Un véritable Plan PME dont l'objectif serait de permettre l'émergence de nouveaux acteurs mondiaux, à partir des meilleures PME innovantes d'aujourd'hui. Basé sur une Agence des PME à désigner. Le tout permettant de renforcer le dynamisme de l'ensemble de notre économie qui, rappelons le, ne compte pas suffisamment de leaders mondiaux (2 à 3 fois moins, par habitant, que les Etats-Unis ou le Japon)

Certains grands groupes soutiennent néanmoins les PME innovantes ? Comment travaillez vous avec ?
Nous avons lancé avec OSEO un dispositif intitulé Pacte PME : signé par 28 grands comptes et 6 pôles de compétitivité. Avec indicateurs, échanges d'information sur besoins et compétences...

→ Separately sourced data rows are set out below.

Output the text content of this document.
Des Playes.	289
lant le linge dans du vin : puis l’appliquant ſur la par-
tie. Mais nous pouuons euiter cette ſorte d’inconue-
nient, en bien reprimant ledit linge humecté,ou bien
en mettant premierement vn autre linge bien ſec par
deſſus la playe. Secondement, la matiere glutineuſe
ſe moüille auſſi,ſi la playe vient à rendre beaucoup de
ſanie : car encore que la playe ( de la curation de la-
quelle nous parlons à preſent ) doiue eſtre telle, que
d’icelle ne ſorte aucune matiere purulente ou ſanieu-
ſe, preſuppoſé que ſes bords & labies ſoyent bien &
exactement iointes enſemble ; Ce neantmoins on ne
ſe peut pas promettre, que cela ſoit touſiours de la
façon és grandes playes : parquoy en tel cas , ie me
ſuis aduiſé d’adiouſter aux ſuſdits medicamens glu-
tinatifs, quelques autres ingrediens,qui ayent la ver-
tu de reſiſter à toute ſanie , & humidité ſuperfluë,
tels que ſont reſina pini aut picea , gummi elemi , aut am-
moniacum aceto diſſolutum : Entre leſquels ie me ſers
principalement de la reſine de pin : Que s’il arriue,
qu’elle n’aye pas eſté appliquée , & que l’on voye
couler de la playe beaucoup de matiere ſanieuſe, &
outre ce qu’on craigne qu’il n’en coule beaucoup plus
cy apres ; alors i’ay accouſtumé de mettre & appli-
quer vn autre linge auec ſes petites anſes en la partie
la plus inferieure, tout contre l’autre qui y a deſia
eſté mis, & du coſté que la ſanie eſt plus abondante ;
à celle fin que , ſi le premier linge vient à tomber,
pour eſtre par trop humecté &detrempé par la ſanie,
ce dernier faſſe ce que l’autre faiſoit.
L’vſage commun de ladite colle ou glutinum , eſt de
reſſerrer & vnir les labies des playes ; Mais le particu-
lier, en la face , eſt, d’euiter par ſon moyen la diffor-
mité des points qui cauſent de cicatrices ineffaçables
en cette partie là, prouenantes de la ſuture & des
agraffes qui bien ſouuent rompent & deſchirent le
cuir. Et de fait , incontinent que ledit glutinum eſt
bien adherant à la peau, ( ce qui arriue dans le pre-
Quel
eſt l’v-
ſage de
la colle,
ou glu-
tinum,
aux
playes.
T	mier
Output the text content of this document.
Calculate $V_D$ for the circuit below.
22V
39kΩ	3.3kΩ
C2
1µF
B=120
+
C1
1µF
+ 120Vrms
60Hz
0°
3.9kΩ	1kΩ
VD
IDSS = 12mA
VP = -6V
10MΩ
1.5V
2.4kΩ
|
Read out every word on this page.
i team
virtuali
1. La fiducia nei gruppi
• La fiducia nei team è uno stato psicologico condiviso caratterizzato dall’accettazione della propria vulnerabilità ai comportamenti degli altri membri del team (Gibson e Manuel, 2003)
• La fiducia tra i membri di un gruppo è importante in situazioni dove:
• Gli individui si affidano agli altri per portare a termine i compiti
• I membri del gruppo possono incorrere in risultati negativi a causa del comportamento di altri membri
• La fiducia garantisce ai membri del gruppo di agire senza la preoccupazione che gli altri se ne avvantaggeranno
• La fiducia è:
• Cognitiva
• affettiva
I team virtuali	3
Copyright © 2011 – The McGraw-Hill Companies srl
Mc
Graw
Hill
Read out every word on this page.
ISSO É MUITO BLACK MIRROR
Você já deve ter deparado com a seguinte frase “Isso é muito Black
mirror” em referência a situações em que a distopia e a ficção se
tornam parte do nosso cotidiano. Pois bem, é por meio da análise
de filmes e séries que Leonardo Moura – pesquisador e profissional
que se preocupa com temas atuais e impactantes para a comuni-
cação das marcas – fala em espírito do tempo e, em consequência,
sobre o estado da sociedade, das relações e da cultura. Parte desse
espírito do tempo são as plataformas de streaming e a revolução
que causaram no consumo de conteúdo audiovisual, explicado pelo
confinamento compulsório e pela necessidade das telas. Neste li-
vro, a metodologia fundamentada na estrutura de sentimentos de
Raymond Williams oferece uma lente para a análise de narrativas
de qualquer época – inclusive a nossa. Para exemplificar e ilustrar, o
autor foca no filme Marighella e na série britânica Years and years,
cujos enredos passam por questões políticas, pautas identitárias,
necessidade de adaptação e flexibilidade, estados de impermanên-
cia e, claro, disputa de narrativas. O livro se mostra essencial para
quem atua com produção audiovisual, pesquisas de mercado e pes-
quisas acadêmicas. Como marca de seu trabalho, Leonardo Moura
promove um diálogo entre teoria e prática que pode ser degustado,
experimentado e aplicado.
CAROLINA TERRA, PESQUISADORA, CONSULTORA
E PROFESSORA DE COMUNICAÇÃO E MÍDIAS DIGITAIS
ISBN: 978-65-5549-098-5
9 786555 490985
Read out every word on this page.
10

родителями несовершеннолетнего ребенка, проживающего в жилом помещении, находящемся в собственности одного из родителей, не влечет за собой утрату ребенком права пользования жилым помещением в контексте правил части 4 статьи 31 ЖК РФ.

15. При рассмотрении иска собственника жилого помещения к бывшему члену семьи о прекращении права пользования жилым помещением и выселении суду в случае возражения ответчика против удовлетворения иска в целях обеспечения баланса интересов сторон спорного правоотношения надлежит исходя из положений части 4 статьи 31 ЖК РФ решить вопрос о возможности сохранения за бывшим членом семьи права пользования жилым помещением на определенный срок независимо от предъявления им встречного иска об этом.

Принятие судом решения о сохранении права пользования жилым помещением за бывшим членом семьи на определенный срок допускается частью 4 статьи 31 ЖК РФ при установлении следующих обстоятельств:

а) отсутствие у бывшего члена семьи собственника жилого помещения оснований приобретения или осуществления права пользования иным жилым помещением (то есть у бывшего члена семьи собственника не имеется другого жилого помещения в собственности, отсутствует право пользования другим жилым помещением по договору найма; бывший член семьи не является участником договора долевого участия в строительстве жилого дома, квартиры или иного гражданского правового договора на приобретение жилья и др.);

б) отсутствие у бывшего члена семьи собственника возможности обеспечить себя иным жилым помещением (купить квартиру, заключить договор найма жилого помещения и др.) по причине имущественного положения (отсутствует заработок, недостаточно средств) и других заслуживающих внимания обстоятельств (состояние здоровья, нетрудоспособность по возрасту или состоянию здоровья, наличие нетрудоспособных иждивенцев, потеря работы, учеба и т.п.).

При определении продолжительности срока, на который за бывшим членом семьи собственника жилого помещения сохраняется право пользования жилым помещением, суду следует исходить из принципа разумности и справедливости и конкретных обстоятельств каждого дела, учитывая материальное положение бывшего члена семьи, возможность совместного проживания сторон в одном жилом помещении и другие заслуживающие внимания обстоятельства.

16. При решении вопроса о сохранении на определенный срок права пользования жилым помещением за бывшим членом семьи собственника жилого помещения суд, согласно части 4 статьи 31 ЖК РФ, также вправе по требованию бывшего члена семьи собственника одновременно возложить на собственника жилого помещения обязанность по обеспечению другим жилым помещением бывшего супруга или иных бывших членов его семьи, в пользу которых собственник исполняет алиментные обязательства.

Quelles ont été vos principales actions en 2006 ?
Deux actions principales : aider à structurer le lobbying en faveur d'un Small Business Act, autour de Christine Lagarde. Et muscler le Pacte PME en passant de 150 à 750 PME participantes.

Combien de membres êtes-vous aujourd'hui ?
150 au Comité Richelieu.

   
  Il nous faut inventer une politique PME moderne, ciblant les meilleures PME et leur transformation en leaders mondiaux"

La présidence du Comité est-elle amenée à changer dans les mois à venir ?
Dans les mois passés: Thierry Gaiffe (IXSEA www.ixsea.com) est devenu notre nouveau Président depuis le 9 octobre.

Ne pensez-vous pas que le small business act date d'une autre époque (1953 !), et que son principe est désormais dépassé dans le contexte d'une économie libérale ?
Oui et non. Non car en plus de 50 ans avec ce Small Business Act, la part des PME américaines dans leurs marchés publics est de 40 % contre 11% pour les PME innovantes françaises. Oui car il nous faut inventer une politique PME moderne, ciblant les meilleures PME et leur transformation en leaders mondiaux (et donc coordonnant différents secteurs d'action, pas seulement les marchés publics).

Vous vous situez plutôt à droite ou à gauche ?
Nous prônons une compétition équitable (certains diraient durable) entre les nouveaux entrants et les entreprises établies. Un libéralisme "bien compris" reconnaissant que la loi du marché n'est pas seulement celle du meilleur mais aussi celle du plus fort. Ce qui est la cause de la polarisation et de l'uniformisation. Nous ne sommes donc pas anti-marché, au contraire, mais demandons sa régulation. Est-ce de gauche, est-ce de droite ?

Est-ce votre seule activité ?
Oui. Le Comité Richelieu fonctionne comme une entreprise, avec 15 salariés et un budget à clôturer.

Merci à tous !

 
Propos recueillis par Antoine CROCHET-DAMAIS, JDN Solutions

PARCOURS
 
 
Emmanuel Leprince, est le délégué général du Comité Richelieu. Il est diplômé de l'école Centrale de Paris.